Thinness Does Not Give Our Lives Meaning

The drive for thinness is at the heart of the eating disorder epidemic. Countless research studies show that the insidious nature of glorifying thin bodies through all types of media convinces us to believe that losing weight is the way to a good life. Short-lived cultural shifts towards accepting different human bodies never last long. Too many forces in our society benefit from an audience captivated by thinness and susceptible to any market force that promises the miracle of weight loss.

I have written before in this blog how industry benefits from the drive for thinness. The diet industry promises the magic goal of weight loss even though research has proven unequivocally that diets don’t work. The exercise industry focuses on weight loss despite evidence proving health benefits but not sustained weight loss from regular activity. The food industry plies us with a smorgasbord of supposedly healthy foods and simultaneously the most delectable options when everyone gets too hungry. And now the pharmaceutical industry finally gets to offer the holy grail for weight loss.

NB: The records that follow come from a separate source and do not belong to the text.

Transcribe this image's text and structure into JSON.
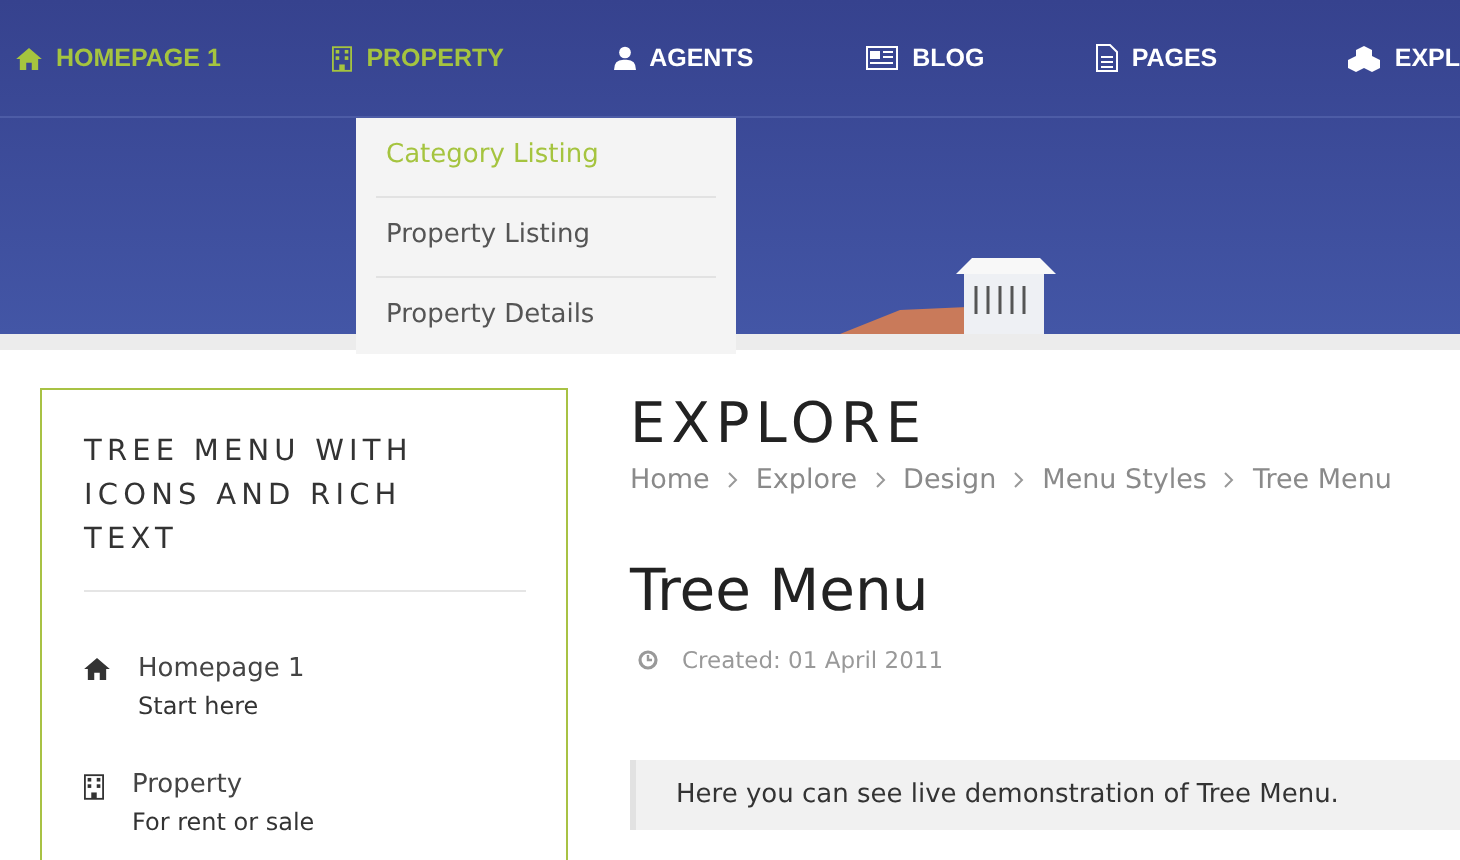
{
  "nav": {
    "items": [
      {
        "label": "HOMEPAGE 1",
        "kind": "home",
        "highlighted": true
      },
      {
        "label": "PROPERTY",
        "kind": "building",
        "highlighted": true
      },
      {
        "label": "AGENTS",
        "kind": "user",
        "highlighted": false
      },
      {
        "label": "BLOG",
        "kind": "newspaper",
        "highlighted": false
      },
      {
        "label": "PAGES",
        "kind": "document",
        "highlighted": false
      },
      {
        "label": "EXPL",
        "kind": "cubes",
        "highlighted": false
      }
    ]
  },
  "dropdown": {
    "items": [
      {
        "label": "Category Listing",
        "selected": true
      },
      {
        "label": "Property Listing",
        "selected": false
      },
      {
        "label": "Property Details",
        "selected": false
      }
    ]
  },
  "sidebar": {
    "title": "TREE MENU WITH ICONS AND RICH TEXT",
    "items": [
      {
        "label": "Homepage 1",
        "subtitle": "Start here",
        "kind": "home"
      },
      {
        "label": "Property",
        "subtitle": "For rent or sale",
        "kind": "building"
      }
    ]
  },
  "page": {
    "heading": "EXPLORE",
    "breadcrumb": [
      "Home",
      "Explore",
      "Design",
      "Menu Styles",
      "Tree Menu"
    ],
    "title": "Tree Menu",
    "created": "Created: 01 April 2011",
    "notice": "Here you can see live demonstration of Tree Menu."
  }
}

A capitalist society can’t get enough of a public willing to spend their last dollar on the promise of sustained weight loss.


There is one other weakness in this moment that heightens our vulnerability. Modern life isolates each of us in our bubble, surrounded by technology, addictive content providers and the increasingly limited ability to find connection and satisfaction in other parts of our life. Technology may make things easier in some ways but doesn’t replace our human need to find meaning in relationships or the ways we interact with the world. Passive movement through the world fills our time but doesn’t allow us to experience the world fully. Our brains are wired for interaction and engagement in order to feel satisfied. Experiencing content on its own won’t suffice.


Increasingly, the desire to lose weight is one of the primary ways people search for identity and meaning. The goal of thinness itself is empty which is why people are never satisfied with the results. That drive to lose weight at all costs, when particularly strong, often becomes an eating disorder.


The forces for thinness are broad and powerful. These days no other goal is equally revered or desired.


We need to constantly be reminded that other avenues for satisfaction in life exist. Instead, powerful industries constantly urge to follow the desire for thinness and hope for the best. The central force for weight loss and the epidemic of eating disorders is societal. Messages promoting weight loss push us towards this meaningless desire each and every day.


In the end, the apotheosis of thinness in our culture begs a question: why is it so hard for the modern human to figure out what actually matters in our lives?